1°) L’autorité administrative compétente est-elle tenue de refuser de délivrer le permis de construire sollicité en cas d’avis défavorable de l’architecte des Bâtiments de France sur le volet construction alors même qu’il a émis un avis favorable sur le volet démolition de l’opération projetée ?

2°) En cas d’avis défavorable de l’architecte des Bâtiments de France sur les deux volets de l’opération projetée, l’autorité administrative compétente est-elle, sauf à remettre en cause sa légalité, liée par le caractère défavorable de cet avis et est-elle ainsi tenue de refuser l’opération projetée dans son ensemble ?

3°) Dans une situation similaire à celle décrite au point précédent, et dans le cas où le juge administratif est saisi d’une contestation portant sur la légalité d’un arrêté par lequel l’autorité administrative compétente a refusé de délivrer le permis de construire sollicité, le juge peut-il écarter l’ensemble des moyens comme inopérants, y compris ceux portant sur le volet construction de l’opération projetée, compte tenu de la situation de compétence liée de l’autorité administrative à l’égard de l’avis défavorable de l’architecte des Bâtiments de France dans son ensemble, ou ne peut-il écarter comme inopérants que les seuls moyens relatifs au volet démolition de l’opération projetée ?

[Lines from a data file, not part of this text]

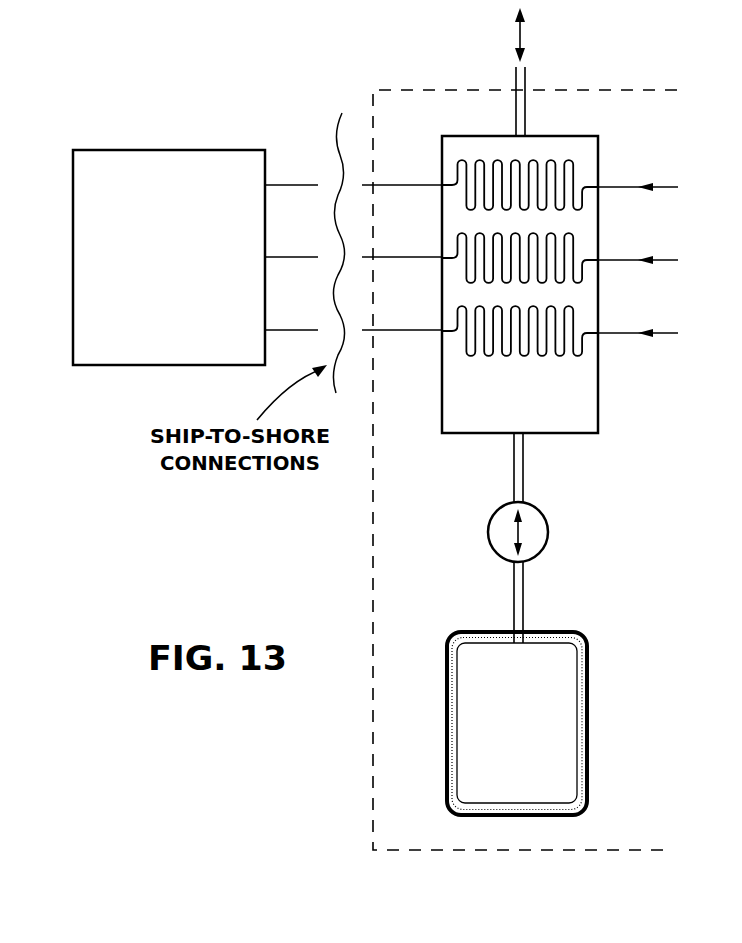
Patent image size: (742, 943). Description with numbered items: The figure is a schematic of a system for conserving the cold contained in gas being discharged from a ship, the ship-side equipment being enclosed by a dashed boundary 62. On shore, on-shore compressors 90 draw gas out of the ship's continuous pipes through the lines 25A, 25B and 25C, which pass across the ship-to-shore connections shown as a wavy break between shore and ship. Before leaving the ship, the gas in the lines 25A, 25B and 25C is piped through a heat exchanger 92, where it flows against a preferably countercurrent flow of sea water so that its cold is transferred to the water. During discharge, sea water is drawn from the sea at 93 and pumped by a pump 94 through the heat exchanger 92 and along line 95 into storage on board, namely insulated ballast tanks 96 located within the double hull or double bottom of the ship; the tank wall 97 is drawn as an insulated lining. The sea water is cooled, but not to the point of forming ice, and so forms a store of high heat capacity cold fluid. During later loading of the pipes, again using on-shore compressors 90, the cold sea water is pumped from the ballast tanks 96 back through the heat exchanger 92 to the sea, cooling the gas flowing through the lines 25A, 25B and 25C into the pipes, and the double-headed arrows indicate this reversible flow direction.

The line 25A is at (413, 183).
The line 25B is at (667, 258).
The line 25C is at (667, 331).
The ship 62 is at (495, 851).
The on-shore compressors 90 is at (148, 150).
The heat exchanger 92 is at (563, 136).
The sea water intake 93 is at (526, 80).
The pump 94 is at (548, 538).
The line 95 is at (523, 483).
The insulated ballast tanks 96 is at (588, 685).
The tank insulation 97 is at (588, 737).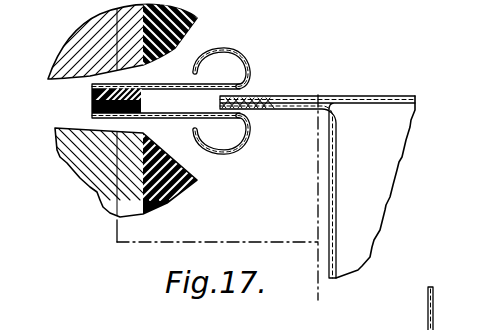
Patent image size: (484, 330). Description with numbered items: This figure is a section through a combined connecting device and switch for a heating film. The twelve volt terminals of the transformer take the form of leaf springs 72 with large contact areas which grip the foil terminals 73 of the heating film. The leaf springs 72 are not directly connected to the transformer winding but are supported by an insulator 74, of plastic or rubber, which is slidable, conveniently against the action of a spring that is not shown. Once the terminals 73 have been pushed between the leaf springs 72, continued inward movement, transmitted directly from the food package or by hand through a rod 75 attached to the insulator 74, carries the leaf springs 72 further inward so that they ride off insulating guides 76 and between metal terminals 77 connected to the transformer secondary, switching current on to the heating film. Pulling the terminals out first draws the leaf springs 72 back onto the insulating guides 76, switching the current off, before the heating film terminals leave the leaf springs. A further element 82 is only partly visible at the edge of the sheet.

The leaf springs 72 is at (248, 65).
The foil terminals of the heating film 73 is at (311, 104).
The insulator 74 is at (91, 101).
The rod 75 is at (116, 229).
The insulating guides 76 is at (197, 19).
The metal terminals 77 is at (104, 28).
The strip (partial, adjacent figure) 82 is at (447, 308).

4°) Dans une situation similaire à celle décrite aux deux points précédents, et dans le cas où le juge administratif est cette fois-ci saisi d’une contestation portant sur la légalité d’un arrêté par lequel l’autorité administrative compétente a délivré le permis de construire sollicité, le juge doit-il opposer la situation de compétence liée de l’autorité administrative à l’égard de l’avis défavorable de l’architecte des Bâtiments de France dans son ensemble pour annuler la décision litigieuse ou ne doit-il procéder ainsi qu’à l’égard de la décision par laquelle cette même autorité administrative a autorisé le volet démolition de l’opération projetée ?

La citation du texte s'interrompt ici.